A Comparative Investigation of the Analgesic Effects of Metamizole and Paracetamol in Rats.

This study investigated the effects of metamizole and paracetamol on pain and oxidative stress induced by scalpel incision and carrageenan in rats. Total of 144 rats were divided into groups of 12 animals. Six groups each were used for scalpel incision and carrageenan tests. Pain was inflicted by applying a scalpel incision or carrageenan. Pain-created groups by scalpel incision received metamizole (SIM) or paracetamol (SIP) at doses of 250 or 500 mg/kg. Pain-created groups by carrageenan received metamizole (CAM) or paracetamol (CAP) at doses of 250 or 500 mg/kg. Analgesic activity was determined by Basile Algesimeter. The COX-2 and MPO gene expressions were determined, and malondialdehyde and tGSH were measured in rat paws. In the scalpel incision test, pain was reduced in groups of SIM-250 and SIM-500 in the first hour by 65.2% and 91.3%, respectively, and in the third hour by 51.9% and 77.8%, respectively, compared with the SIC group.
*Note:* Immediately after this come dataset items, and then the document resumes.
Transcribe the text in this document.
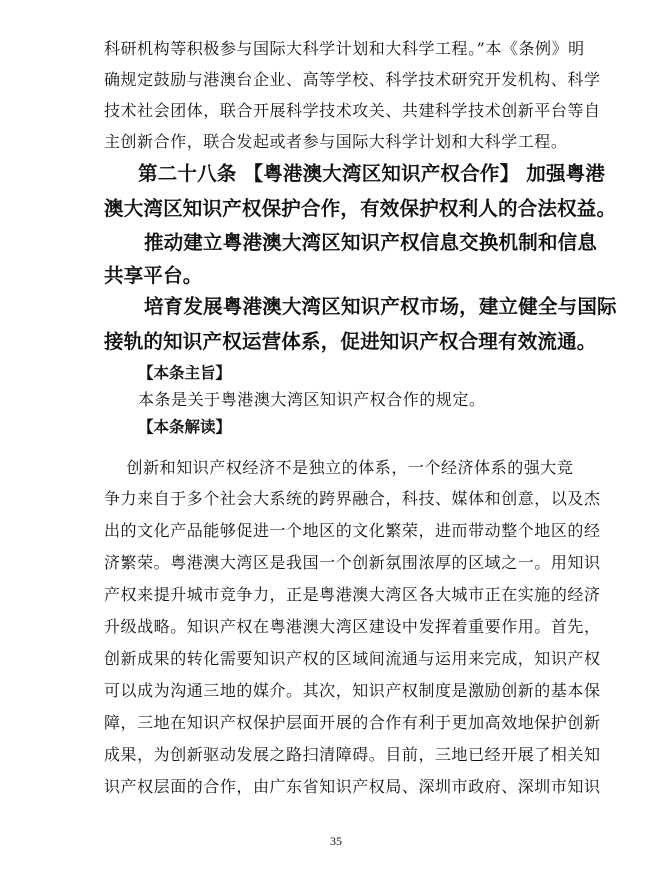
科研机构等积极参与国际大科学计划和大科学工程。”本《条例》明
确规定鼓励与港澳台企业、高等学校、科学技术研究开发机构、科学
技术社会团体，联合开展科学技术攻关、共建科学技术创新平台等自
主创新合作，联合发起或者参与国际大科学计划和大科学工程。
第二十八条 【粤港澳大湾区知识产权合作】 加强粤港
澳大湾区知识产权保护合作，有效保护权利人的合法权益。
推动建立粤港澳大湾区知识产权信息交换机制和信息
共享平台。
培育发展粤港澳大湾区知识产权市场，建立健全与国际
接轨的知识产权运营体系，促进知识产权合理有效流通。
【本条主旨】
本条是关于粤港澳大湾区知识产权合作的规定。
【本条解读】
创新和知识产权经济不是独立的体系，一个经济体系的强大竞
争力来自于多个社会大系统的跨界融合，科技、媒体和创意，以及杰
出的文化产品能够促进一个地区的文化繁荣，进而带动整个地区的经
济繁荣。粤港澳大湾区是我国一个创新氛围浓厚的区域之一。用知识
产权来提升城市竞争力，正是粤港澳大湾区各大城市正在实施的经济
升级战略。知识产权在粤港澳大湾区建设中发挥着重要作用。首先，
创新成果的转化需要知识产权的区域间流通与运用来完成，知识产权
可以成为沟通三地的媒介。其次，知识产权制度是激励创新的基本保
障，三地在知识产权保护层面开展的合作有利于更加高效地保护创新
成果，为创新驱动发展之路扫清障碍。目前，三地已经开展了相关知
识产权层面的合作，由广东省知识产权局、深圳市政府、深圳市知识
35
In SIP-250 and SIP-500 groups, pain was reduced in the first hour by 43% and 74%, respectively, and by 33.4% and 59.3%, respectively, in the third hour compared with the SIC group. In the carrageenan test, in groups CAM-250 and CAM-500, pain was reduced in the first hour by 72.3% and 86.1%, respectively, and by 65.8% and 71.4%, respectively, in the third hour compared with the CCG group. In groups CAP-250 and CAP-500, pain was reduced in the first hour by 52.8% and 69.4%, respectively, and by 28.6% and 25.8%, respectively, in the third hour compared with the CCG group. Metamizole inhibited COX-2 gene expression at a dose of 500 mg/kg in the carrageenan test. At doses of 250 and 500 mg/kg, metamizole reduced COX-2 and MPO gene expressions and oxidative stress induced by scalpel incision or carrageenan. But both doses of paracetamol were unable to suppress that parameters. Our results show that metamizole is more effective than paracetamol for treating surgical trauma-related pain, inflammation, and oxidative stress and hence may be a preferential drug to paracetamol.